With Donald Trump as President of the United States and nationalist and racist movements around the world gaining greater strength, now is not the time for the Canadian labour movement to fall back on nationalism.
The crisis in ATU Local 113 demonstrates some disturbing trends. Rhetoric from Bob Kinnear and Unifor President Jerry Dias has used nationalism to make the case why Local 113 should leave the ATU.
It is worth remembering the split which created the Canadian Autoworkers (CAW) in 1985 from UAW Canada was not simply about nationalism. The international leadership of the UAW in Detroit was demanding Canadian workers at General Motors take concessions during bargaining in 1984 and argued only they could authorize a strike.
Though nationalism played a role in the split, as Sam Gindin notes in his tribute to Bob White, CAW proceeded to become more internationalist and engaged labour movements in the Global South in places like South Africa.
But thirty years later, things have dramatically changed. The legacy of neoliberal globalization is generating a nasty racist and xenophobic backlash. Talk of “Canadian workers,” is not going to help the labour movement, it will only feed reactionary politicians like Kellie Leitch.
In the American context the ATU is a progressive union, offering labour education to its members and endorsing Bernie Sanders for president. Both the U.S. and Canada need massive investments in public transit, and splintering this movement seems counterproductive.
This is not to deny that there are tensions in international unions that operate in Canada and the U.S., but Canadian only unions for the sake of it is a mistake. And despite suggestions that Canada and the U.S. are the only countries where unions operate across borders is false. Unions operate across borders in Britain and Ireland, as well as among Scandinavian countries.

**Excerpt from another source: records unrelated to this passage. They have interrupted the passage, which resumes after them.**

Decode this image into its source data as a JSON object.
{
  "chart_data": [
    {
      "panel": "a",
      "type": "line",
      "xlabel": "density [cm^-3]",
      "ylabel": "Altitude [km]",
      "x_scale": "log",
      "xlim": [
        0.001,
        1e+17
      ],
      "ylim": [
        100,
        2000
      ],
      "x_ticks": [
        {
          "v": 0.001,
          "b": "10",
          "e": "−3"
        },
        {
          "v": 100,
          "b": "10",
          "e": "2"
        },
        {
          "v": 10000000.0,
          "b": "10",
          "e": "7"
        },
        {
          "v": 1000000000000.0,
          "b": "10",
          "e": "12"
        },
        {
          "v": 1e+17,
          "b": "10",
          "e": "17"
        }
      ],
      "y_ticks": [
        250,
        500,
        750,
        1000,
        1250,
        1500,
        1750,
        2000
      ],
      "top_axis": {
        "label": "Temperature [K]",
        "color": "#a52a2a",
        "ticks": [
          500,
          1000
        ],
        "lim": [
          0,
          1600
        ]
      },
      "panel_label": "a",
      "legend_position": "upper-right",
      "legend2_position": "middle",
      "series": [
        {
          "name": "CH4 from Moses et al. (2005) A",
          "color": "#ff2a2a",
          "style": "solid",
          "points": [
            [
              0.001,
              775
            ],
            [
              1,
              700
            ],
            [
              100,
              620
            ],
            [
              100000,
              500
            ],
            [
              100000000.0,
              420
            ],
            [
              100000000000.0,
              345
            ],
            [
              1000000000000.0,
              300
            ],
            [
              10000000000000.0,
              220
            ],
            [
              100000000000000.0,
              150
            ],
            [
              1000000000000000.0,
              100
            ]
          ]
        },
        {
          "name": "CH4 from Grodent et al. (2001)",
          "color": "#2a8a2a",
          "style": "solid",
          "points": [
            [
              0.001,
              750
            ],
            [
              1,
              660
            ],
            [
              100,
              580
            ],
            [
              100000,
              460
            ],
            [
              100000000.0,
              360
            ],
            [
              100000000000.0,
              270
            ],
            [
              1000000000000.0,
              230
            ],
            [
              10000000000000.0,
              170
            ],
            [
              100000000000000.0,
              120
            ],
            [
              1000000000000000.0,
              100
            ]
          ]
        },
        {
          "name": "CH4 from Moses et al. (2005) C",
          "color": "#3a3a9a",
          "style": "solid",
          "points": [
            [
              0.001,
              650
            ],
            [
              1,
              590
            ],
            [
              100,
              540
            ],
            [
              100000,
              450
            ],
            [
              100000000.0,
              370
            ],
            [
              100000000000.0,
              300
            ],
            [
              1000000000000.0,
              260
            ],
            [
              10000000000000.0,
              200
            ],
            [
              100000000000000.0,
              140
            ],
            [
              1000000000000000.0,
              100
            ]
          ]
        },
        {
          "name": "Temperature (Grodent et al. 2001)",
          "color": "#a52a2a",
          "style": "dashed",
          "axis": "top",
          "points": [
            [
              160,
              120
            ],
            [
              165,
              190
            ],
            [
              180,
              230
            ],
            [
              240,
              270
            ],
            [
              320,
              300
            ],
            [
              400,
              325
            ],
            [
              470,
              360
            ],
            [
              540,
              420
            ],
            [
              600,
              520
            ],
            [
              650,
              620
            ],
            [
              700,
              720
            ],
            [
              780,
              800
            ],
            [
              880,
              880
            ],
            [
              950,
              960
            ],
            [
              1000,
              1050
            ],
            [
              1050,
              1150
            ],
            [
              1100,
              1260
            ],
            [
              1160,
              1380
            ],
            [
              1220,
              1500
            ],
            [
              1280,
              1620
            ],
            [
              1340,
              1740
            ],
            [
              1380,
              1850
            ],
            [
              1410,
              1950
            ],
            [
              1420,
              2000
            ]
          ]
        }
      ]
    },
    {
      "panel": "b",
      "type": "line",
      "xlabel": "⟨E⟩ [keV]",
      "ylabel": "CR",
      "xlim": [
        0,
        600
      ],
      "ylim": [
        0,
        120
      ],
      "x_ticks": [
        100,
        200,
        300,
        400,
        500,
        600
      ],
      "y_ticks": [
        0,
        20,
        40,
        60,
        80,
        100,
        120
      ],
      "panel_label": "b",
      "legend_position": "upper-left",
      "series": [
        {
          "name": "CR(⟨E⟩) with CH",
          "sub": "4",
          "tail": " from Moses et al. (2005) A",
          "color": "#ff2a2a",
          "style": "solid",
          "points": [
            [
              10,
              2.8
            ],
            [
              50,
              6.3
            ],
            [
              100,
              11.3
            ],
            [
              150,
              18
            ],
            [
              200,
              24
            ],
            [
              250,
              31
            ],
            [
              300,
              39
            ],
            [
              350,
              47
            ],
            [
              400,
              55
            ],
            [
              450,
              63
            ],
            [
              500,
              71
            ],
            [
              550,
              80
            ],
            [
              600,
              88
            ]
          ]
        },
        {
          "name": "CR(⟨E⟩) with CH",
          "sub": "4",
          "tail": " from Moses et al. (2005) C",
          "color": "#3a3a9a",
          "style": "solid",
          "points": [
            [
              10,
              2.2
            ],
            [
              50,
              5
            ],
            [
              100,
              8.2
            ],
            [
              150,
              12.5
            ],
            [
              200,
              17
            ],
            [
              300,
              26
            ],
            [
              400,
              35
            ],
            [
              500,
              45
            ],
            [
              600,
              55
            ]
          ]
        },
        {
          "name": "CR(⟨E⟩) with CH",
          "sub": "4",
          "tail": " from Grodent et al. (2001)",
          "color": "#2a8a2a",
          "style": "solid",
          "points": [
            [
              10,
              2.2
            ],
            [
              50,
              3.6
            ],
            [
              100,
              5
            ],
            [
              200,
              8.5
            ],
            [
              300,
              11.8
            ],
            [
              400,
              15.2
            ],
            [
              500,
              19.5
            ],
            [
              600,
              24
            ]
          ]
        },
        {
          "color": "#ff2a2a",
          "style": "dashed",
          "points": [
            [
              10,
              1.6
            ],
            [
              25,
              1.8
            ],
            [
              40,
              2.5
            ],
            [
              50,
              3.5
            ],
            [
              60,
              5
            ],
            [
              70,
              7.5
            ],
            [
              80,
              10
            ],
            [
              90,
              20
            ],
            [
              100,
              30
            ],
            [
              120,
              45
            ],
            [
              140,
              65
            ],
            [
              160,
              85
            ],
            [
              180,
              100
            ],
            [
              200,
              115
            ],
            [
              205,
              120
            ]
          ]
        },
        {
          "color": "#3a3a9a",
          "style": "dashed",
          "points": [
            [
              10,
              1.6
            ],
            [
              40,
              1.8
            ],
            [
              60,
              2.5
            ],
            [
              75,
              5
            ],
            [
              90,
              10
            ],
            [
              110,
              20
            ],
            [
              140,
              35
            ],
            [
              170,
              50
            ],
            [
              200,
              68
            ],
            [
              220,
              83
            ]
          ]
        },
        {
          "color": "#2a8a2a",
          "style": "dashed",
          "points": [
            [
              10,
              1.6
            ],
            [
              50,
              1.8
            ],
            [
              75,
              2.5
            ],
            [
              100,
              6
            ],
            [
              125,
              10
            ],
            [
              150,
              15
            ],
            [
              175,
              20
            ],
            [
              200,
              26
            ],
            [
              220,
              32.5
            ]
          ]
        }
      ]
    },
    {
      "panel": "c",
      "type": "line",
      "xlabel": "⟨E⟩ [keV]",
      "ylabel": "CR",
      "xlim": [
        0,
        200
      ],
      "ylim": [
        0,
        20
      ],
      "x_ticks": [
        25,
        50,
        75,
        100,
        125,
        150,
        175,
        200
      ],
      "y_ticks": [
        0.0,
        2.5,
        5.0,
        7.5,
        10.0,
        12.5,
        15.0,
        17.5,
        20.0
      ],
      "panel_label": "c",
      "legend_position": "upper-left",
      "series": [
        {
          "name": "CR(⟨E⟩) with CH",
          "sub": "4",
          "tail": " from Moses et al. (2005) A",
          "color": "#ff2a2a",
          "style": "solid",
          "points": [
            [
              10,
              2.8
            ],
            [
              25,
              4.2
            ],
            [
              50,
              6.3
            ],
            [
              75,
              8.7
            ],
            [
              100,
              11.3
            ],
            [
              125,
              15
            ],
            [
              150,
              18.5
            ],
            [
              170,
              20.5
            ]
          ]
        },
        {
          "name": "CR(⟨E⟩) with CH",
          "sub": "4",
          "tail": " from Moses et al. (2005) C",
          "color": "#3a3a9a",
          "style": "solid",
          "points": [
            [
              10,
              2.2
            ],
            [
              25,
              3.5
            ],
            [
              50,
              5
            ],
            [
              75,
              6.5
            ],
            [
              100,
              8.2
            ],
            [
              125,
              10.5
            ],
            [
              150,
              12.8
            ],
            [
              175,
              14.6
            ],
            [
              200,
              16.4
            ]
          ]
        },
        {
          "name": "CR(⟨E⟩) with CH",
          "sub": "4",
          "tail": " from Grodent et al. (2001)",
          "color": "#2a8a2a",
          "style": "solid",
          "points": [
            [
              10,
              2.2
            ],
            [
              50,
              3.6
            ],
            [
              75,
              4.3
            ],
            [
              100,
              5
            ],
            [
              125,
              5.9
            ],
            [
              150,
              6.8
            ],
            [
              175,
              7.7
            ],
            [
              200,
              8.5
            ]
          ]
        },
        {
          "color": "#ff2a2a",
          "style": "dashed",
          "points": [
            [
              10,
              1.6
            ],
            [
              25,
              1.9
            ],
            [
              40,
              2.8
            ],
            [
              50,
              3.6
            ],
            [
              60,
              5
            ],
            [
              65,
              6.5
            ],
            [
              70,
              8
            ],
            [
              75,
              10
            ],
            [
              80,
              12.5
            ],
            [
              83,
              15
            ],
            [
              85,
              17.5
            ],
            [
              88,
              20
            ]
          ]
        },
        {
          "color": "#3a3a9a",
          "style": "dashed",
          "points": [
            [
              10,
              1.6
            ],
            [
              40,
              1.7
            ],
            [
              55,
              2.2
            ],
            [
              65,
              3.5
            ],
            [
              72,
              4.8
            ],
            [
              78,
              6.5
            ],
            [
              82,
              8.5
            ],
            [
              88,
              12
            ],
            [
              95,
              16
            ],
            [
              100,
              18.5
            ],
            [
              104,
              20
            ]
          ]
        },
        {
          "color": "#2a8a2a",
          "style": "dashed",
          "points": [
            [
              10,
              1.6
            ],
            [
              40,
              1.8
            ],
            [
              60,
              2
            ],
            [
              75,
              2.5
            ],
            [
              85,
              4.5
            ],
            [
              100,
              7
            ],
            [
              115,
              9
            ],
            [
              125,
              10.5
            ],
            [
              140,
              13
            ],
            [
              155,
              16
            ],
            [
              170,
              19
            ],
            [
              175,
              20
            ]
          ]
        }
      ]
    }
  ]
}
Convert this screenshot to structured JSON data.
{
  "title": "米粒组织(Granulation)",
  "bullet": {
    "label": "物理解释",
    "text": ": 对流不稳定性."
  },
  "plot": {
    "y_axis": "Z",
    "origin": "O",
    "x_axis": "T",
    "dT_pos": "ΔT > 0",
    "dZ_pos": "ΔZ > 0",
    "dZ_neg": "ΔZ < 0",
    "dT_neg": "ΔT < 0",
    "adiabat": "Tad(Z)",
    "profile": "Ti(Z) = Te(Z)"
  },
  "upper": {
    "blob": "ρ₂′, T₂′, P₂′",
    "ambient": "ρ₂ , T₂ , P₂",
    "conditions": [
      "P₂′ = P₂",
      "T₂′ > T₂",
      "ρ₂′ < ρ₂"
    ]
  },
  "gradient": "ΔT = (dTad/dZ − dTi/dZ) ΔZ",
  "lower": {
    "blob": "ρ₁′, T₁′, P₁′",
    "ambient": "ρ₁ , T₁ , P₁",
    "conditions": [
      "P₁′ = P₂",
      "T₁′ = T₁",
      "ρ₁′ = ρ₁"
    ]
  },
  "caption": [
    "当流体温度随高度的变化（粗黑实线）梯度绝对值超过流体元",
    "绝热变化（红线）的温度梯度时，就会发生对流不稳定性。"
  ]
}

The problem isn’t that unions operate across borders. Union leadership can be unresponsive and overly bureaucratized whether they operate nationally or internationally. The solution is of course powerful rank-and-file movements from below.
Look at the Teamsters for an example. James P. Hoffa won reelection because of the votes of Canadian Teamsters.
And yet in the aftermath of the results, Hoffa’s challenger Fred Zuckerman and Teamsters for a Democratic Union made it clear that blaming Canada was not the way to deal with results and argued that it was the Hoffa administration and the Teamsters’ Canadian leadership that were trying to divide American and Canadian Teamsters in order to benefit Hoffa.
That’s principled union internationalism.
The nationalist perspective is effectively dead in this era of neoliberal globalization, it is time for unions and their members to acknowledge this and move forward on a democratic and internationalist agenda to rebuild workers power.